Fluorescent light-emitting diode (LED) microscopy for diagnosis of tuberculosis: policy statement
Publication year: 2011
Conventional light microscopy of Ziehl-Neelsen-stained smears prepared directly from sputum specimens is the most widely available test for diagnosis of tuberculosis (TB) in resource-limited settings. Ziehl-Neelsen microscopy is highly specific, but its sensitivity is variable (20–80%) and is significantly reduced in patients with extrapulmonary TB and in HIV-infected TB patients. Conventional fluorescence microscopy is more sensitive than Ziehl-Neelsen and takes less time, but its use has been limited by the high cost of mercury vapour light sources, the need for regular maintenance and the requirement for a dark room.

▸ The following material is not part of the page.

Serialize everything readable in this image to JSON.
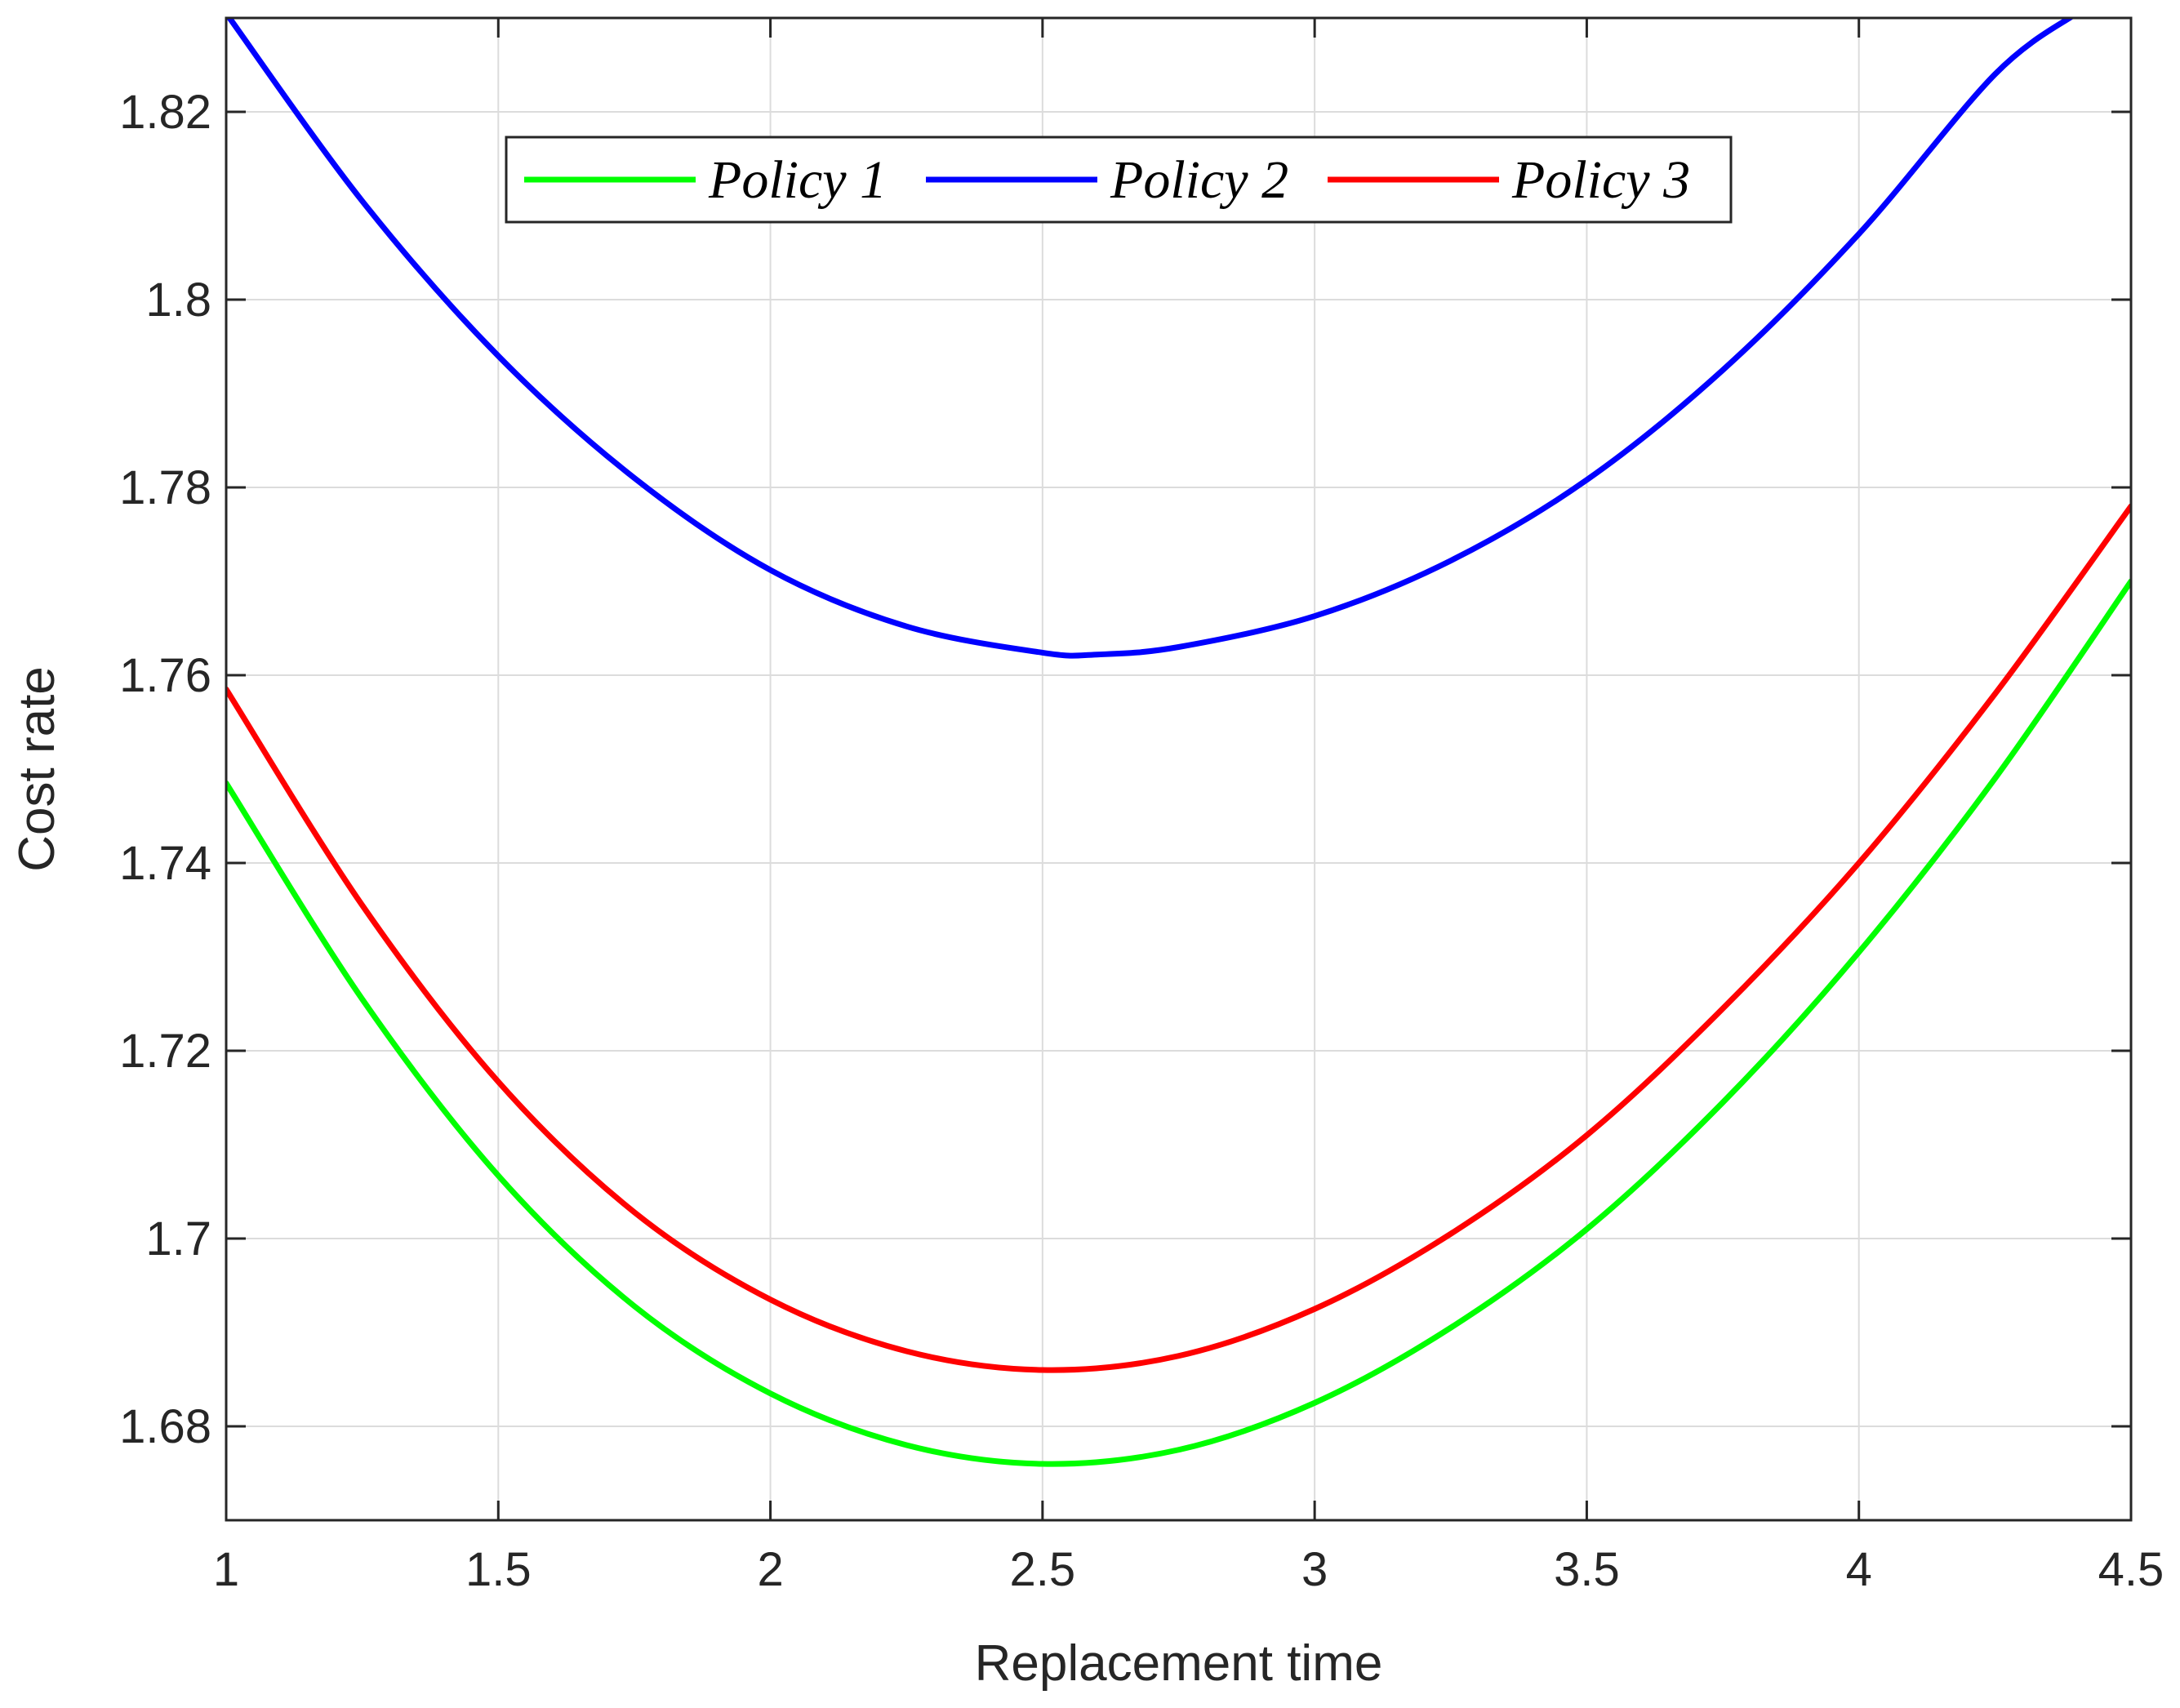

Light-emitting diodes (LED) have been developed to offer the benefits of fluorescence microscopy without the associated costs. In 2009, the evidence for the efficacy of LED microscopy was assessed by the World Health Organization (WHO), on the basis of standards appropriate for evaluating both the accuracy and the effect of new TB diagnostics on patients and public health. The results showed that the accuracy of LED microscopy was equivalent to that of international reference standards, it was more sensitive than conventional Ziehl-Neelsen microscopy and it had qualitative, operational and cost advantages over both conventional fluorescence and ZiehlNeelsen microscopy.
On the basis of these findings, WHO recommends that conventional fluorescence microscopy be replaced by LED microscopy, and that LED microscopy be phased in as an alternative for conventional Ziehl-Neelsen light microscopy. The switch to LED microscopy should be carefully phased in at country level, with LED technology that meets WHO specifications. Countries using LED microscopy should train laboratory staff, validate the technique, introduce appropriate quality assurance and monitor the effect on TB case detection rates and treatment outcomes.